Trade Paperback; Price = $0

Aristotle for Everybody or Difficult Thought Made Easy (NF 1978) - Mortimer J. Adler

For years I've been wanting to dip my toe into philosophy. I've actually read a little, but felt like I was in way over my head. A couple of my friends who are conversant in all things philosophical recommended this book to me.

Trade Paperback; Price = $0

Illyria (2006) - Elizabeth Hand

Everything I've ever read by Elizabeth Hand has been outstanding and often stellar. I remember my good friend Kelly being very excited about this novella when it came out a couple of years ago, but I resisted buying it. Winner of the 2008 World Fantasy Award, Illyria will soon be expanded into a novel. I wanted to read it in the version that originally won the award, but found it sold out from the publisher PS Publishing. I was, however, delighted to find it for sale at Realms of Fantasy Books.

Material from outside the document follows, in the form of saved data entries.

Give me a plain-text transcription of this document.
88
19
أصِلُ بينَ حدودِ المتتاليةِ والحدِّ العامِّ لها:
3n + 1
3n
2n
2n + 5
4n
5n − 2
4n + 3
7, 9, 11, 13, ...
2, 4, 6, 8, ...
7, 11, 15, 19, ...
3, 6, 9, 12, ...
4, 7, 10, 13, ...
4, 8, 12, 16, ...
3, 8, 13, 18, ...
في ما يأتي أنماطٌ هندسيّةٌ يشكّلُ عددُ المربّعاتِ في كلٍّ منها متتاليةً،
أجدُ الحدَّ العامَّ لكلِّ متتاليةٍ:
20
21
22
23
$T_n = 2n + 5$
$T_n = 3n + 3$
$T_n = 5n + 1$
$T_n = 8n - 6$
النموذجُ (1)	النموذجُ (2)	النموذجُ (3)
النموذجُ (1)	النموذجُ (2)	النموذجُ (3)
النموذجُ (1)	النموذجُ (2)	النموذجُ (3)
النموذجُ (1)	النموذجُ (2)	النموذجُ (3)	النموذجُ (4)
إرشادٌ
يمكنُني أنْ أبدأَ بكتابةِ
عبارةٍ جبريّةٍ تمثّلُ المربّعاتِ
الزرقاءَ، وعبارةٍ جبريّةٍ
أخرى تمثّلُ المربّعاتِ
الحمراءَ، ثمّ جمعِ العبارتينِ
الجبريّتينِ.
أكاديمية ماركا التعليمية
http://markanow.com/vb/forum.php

Trade Paperback; Price = $15.00

Impossible Stories (2006) - Zoran Zivkovic

Zivkovic, a Serbian writer, has had a devoted audience in the fantasy/horror field for years, but I'd never read much of his work before. I noticed that he has a new collection of stories (Impossible Stories 2) coming out soon, and thought I'd check out this first collection of stories translated from the Serbian.

Signed Hardcover; Price = $35.00

Avengers: The Kree/Skrull War (1971-1972)

Okay, I went a little nuts with the Marvel Graphic Novels this month. Cindy and I stopped at the outlet stores in Smithfield, NC and I lost control. My good friend Trip and I were recently in a deep, philosophical (and spiritual, I might add) discussion of the Kree and the Skrulls, so when I saw this compilation from the early 70s, I jumped on it.

Trade Paperback; Price = $4.80

The Essential Fantastic Four Vol. 3

I'm crazy about Jack Kirby's art, and even though these reprints of FF #41-63 (and annuals #3-4) are in black and white, I wanted to reread the entire Silver Surfer/Galactus saga.

Trade Paperback; Price = $4.80

Silver Surfer: Rebirth of Thanos

Used to own the originals; thought they were cool.

Trade Paperback; Price = $4.80

Marvel Zombies: Dead Days

Marvel? Zombies? How could I pass this up?

Trade Paperback; Price = $4.80

The Night Has a Thousand Eyes (1945) - Cornell Woolrich

This one has actually been on my radar for a number of years. Thanks to Pegasus Books for reissuing it and for my good friends at Daedalus Books for selling it.

Trade Paperback; Price = $3.98

Oxford Pocket World Atlas, Fifth Edition

My knowledge of geography is pathetic. What geography, you ask? All of it: world, country, state, county, street, you name it. I've been meaning to work on an attempt to literally get a grip on the world, now I have no excuse. (Boy, China's pretty big, eh?)

Trade Paperback; Price = $4.98

Seven Famous Greek Plays - Whitney J. Oates, ed.

Another chapter in the Self-Improvement area of my reading. I thought this would be a great way to revisit some of the classics I read/missed/slept through as a younger man. Although I just read Matthew Cheney's Amazon review that the antiquated translations make this anthology disappointing. I'll struggle through it anyway.

Mass Market Paperback; Price = $3.98

Before You Were Mine (2007) - Maribeth Boelts, David Walker

This is, as far as I know, the first children's picture book I've ever bought for myself. No, I don't have children, but I do help lead children's storytime at the library and thought this might be a good one to use in the future.